Um die heimische Wirtschaft im internationalen Wettbewerb zu stärken -– und indirekt wohl auch, um nicht mit ihrer wirtschaftlichen Macht gleichsam ihre politische Macht zu verlieren – war es in der Vergangenheit ein wichtiges Ziel der EU, die chinesische Wirtschaftspolitik in Einklang mit dem europäischen Modell zu bringen. So erhob sie Forderungen nach einem „fairen“ Wettbewerb, in offiziellen Papieren oft als „level playing field“ bezeichnet.
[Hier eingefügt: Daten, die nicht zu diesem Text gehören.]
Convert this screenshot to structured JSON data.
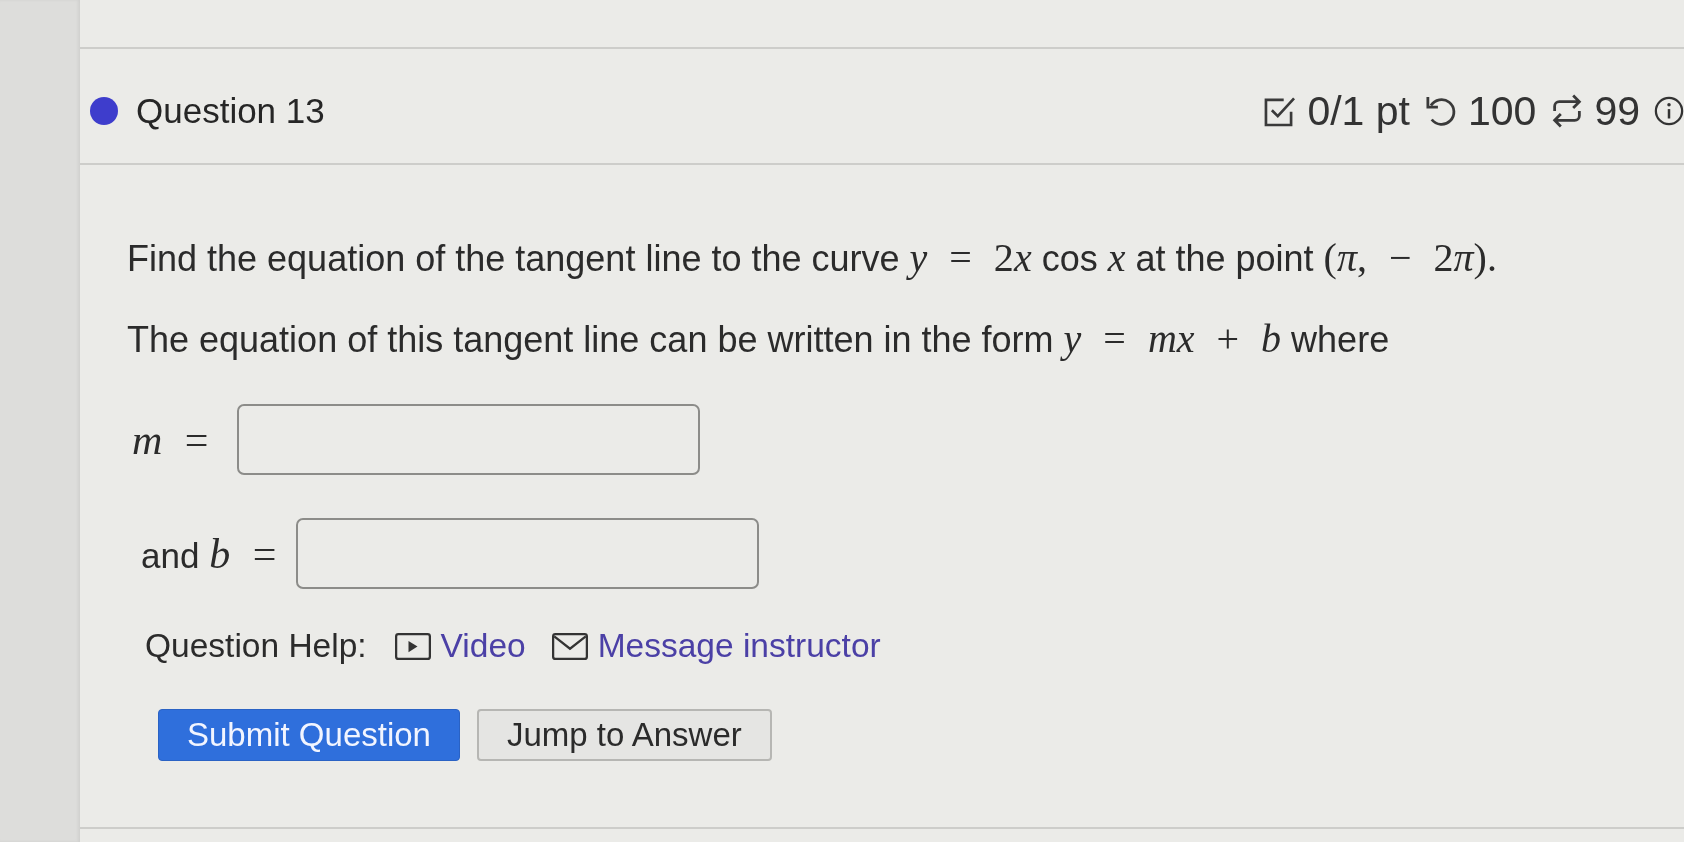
{
  "header": {
    "title": "Question 13",
    "stats": [
      {
        "kind": "score",
        "text": "0/1 pt"
      },
      {
        "kind": "attempts",
        "text": "100"
      },
      {
        "kind": "retries",
        "text": "99"
      }
    ]
  },
  "question": {
    "paragraphs": [
      [
        {
          "kind": "text",
          "text": "Find the equation of the tangent line to the curve "
        },
        {
          "kind": "var",
          "text": "y"
        },
        {
          "kind": "math",
          "text": " = 2"
        },
        {
          "kind": "var",
          "text": "x"
        },
        {
          "kind": "text",
          "text": " cos "
        },
        {
          "kind": "var",
          "text": "x"
        },
        {
          "kind": "text",
          "text": " at the point "
        },
        {
          "kind": "math",
          "text": "("
        },
        {
          "kind": "var",
          "text": "π"
        },
        {
          "kind": "math",
          "text": ", − 2"
        },
        {
          "kind": "var",
          "text": "π"
        },
        {
          "kind": "math",
          "text": ")."
        }
      ],
      [
        {
          "kind": "text",
          "text": "The equation of this tangent line can be written in the form "
        },
        {
          "kind": "var",
          "text": "y"
        },
        {
          "kind": "math",
          "text": " = "
        },
        {
          "kind": "var",
          "text": "mx"
        },
        {
          "kind": "math",
          "text": " + "
        },
        {
          "kind": "var",
          "text": "b"
        },
        {
          "kind": "text",
          "text": " where"
        }
      ]
    ]
  },
  "answers": [
    {
      "label": [
        {
          "kind": "var",
          "text": "m"
        },
        {
          "kind": "math",
          "text": " ="
        }
      ]
    },
    {
      "label": [
        {
          "kind": "text",
          "text": "and "
        },
        {
          "kind": "var",
          "text": "b"
        },
        {
          "kind": "math",
          "text": " ="
        }
      ]
    }
  ],
  "help": {
    "label": "Question Help:",
    "links": [
      {
        "kind": "video",
        "text": "Video"
      },
      {
        "kind": "message",
        "text": "Message instructor"
      }
    ]
  },
  "buttons": [
    {
      "kind": "primary",
      "text": "Submit Question"
    },
    {
      "kind": "secondary",
      "text": "Jump to Answer"
    }
  ]
}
Um ihren Forderungen Nachdruck zu verleihen, verwies sie auf die halb Handreichung, halb Drohung der Reziprozität.
Insbesondere in ihrem zuletzt veröffentlichten Papier zur Strategie der EU gegenüber China schlug die Kommission einen schärferen Ton an. Im Rahmen des EU-China-Gipfels, der am 9. April in Brüssel stattfand, hat China mit der Ankündigung umfangreicher Zugeständnisse in Richtung eines fairen Wettbewerbs auf die Kritik der Kommission reagiert. Ob diesen Worten Taten folgen werden, bleibt abzuwarten. Bisherige Versuche, Einfluss auf die Wirtschaftspolitik der Kommunistischen Partei geltend zu machen, waren in der Vergangenheit zumindest gescheitert. Sowohl im Rahmen multilateraler Foren – wie in der Welthandelsorganisation – als auch bilateraler Verhandlungen konnte man China nicht davon überzeugen, seine Märkte für ausländische Unternehmen zu öffnen und übermäßige Subventionen eigener Unternehmen zu reduzieren.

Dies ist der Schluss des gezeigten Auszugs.